El papa Anastasio condena el origenismo; acusacio­nes de todas clases caen sobre la cabeza de Rufino, que en 401 publica su propia Apología, en la cual, más que defenderse de las acusaciones de origenismo (incluso parece arrojar por la borda a Orígenes), intenta invertir la acusación para que re­caiga sobre San Jerónimo, respecto del cual se expresa en términos muy vivos y con una argumentación verdaderamente eficaz. San Jerónimo contesta con una Apología en 2 libros (la llamada Apología prima, de 401) a los que hace seguir un tercer libro (la llamada Apología altera), el año siguiente, después de haber recibido de Rufino una breve carta de réplica. Estos son, sin duda alguna, los dos escritos en los cuales San Jerónimo ha desplegado de una manera más viva sus dotes de polemis­ta. No todo en sus argumentaciones, despo­jadas de los ataques personales, nos parece hoy justificado por la lógica y la realidad de los hechos.

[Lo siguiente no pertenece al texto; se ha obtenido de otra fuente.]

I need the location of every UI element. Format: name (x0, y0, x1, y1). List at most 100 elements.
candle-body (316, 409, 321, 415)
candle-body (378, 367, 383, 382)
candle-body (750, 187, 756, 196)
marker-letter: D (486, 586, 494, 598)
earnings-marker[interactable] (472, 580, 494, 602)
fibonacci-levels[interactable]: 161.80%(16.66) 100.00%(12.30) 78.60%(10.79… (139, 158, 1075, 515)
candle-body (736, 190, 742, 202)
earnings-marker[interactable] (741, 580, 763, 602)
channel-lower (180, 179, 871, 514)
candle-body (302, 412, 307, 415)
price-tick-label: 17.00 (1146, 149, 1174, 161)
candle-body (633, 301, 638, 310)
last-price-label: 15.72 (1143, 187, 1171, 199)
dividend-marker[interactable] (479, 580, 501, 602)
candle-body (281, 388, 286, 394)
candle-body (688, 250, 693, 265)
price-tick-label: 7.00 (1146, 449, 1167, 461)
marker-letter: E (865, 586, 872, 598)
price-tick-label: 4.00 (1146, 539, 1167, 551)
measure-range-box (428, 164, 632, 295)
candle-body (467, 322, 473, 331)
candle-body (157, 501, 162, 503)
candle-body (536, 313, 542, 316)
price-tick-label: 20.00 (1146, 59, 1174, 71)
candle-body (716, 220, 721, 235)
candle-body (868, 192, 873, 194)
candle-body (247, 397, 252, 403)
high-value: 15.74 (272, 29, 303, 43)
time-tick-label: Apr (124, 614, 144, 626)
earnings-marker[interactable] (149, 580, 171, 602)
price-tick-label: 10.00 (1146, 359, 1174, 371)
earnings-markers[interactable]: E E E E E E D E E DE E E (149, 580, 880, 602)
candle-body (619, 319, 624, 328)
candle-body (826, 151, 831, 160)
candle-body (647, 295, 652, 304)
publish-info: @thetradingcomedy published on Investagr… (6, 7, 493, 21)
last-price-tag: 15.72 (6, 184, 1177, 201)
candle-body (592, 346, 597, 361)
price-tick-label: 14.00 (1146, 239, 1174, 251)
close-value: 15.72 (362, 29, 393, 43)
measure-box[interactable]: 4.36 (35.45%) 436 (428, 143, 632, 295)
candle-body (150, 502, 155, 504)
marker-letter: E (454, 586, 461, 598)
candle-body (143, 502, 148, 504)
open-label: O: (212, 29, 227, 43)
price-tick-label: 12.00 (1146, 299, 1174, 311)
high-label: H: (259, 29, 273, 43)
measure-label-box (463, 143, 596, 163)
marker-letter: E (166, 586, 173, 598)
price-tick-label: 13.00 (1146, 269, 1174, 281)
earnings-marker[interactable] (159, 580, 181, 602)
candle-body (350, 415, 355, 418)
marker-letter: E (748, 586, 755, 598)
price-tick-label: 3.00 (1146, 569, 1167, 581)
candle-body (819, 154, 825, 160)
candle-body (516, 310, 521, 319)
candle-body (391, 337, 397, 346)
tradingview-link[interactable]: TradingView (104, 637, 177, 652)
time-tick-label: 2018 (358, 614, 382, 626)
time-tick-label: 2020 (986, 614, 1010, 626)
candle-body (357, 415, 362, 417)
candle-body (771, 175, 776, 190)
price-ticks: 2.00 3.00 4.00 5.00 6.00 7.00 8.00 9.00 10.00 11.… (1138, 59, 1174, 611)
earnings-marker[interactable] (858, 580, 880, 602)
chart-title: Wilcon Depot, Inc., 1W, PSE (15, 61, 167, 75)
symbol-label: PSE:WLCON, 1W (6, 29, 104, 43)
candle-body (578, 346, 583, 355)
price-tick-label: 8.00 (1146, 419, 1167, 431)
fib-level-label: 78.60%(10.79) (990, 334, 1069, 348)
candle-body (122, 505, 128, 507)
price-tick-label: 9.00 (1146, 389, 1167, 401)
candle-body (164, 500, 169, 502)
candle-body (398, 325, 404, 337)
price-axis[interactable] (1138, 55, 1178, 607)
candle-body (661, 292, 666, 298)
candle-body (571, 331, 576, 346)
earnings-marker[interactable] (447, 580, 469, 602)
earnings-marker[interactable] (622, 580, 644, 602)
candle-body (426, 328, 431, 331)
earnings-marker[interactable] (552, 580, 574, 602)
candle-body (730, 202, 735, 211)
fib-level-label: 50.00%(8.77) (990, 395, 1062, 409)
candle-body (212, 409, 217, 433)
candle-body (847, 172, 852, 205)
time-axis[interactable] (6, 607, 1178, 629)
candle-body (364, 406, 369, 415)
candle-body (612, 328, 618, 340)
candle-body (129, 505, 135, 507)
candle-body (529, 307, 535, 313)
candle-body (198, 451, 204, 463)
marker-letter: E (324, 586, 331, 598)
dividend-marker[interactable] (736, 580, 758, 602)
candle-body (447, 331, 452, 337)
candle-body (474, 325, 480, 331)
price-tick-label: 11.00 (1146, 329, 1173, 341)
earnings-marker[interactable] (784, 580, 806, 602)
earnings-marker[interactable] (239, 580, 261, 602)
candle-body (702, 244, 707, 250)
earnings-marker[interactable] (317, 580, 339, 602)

Es cierto, empero, que los golpes asestados por San Jerónimo contra su adversario tuvieron el poder de hacerle caer definitivamente y oscurecer su me­moria de una manera quizá no del todo justificada.

Es notable también el Contra Vigilando [Contra Vigilantium). Vigilan­do era un sacerdote de la Galia que, pere­grino a Tierra Santa, había sido cariño­samente acogido por San Jerónimo. Pero, cuando se marcho, correspondió a la cor­dial acogida difundiendo sobre San Jeró­nimo conceptos que nada tenían de amis­tosos. El año 404, habiendo un sacerdote, Ripario, denunciado a Vigilancio por su actitud contra el culto de los mártires, San Jerónimo escribe desde Belén una breve carta (CIX) de invectiva contra Vigilancio. Dos años después San Jerónimo tuvo en sus manos por conducto del diácono Sisinio, una carta de Ripario y Desiderio, en la que los errores de Vigilancio eran ex­puestos con mayor claridad. Vigilancio ata­caba el culto de los mártires y de sus reliquias, protestaba contra las vigilias ce­lebradas junto a sus tumbas (de ahí el apelativo irónicamente dado por S. Jerónimo a su adversario: Dormitancio), negaba la eficacia de la intercesión de los santos des­pués de su muerte, atacaba el celibato del clero, calificaba de herética la continencia y criticaba la cesión de los bienes pro­pios a favor de los pobres.

San Jerónimo contestó inmediatamente con un opúscu­lo extremadamente violento y lleno de acusaciones personales. Al desventurado ad­versario no le quedaron fuerzas para re­plicar. última obra polémica de San Je­rónimo es el Diálogo contra los pelagianos [Dialogus adversus Pelagianos], escrito en 415 a petición de San Agustín, en pleno fer­vor de la polémica antipelagiana. Dos per­sonajes ficticios, un católico, Ático, y un pelagiano, Critóbulo, discuten las distintas aseveraciones formuladas por los partida­rios de Pelagio. Es una exposición muy exacta desde el punto de vista católico y caracterizada por una notable moderación polémica.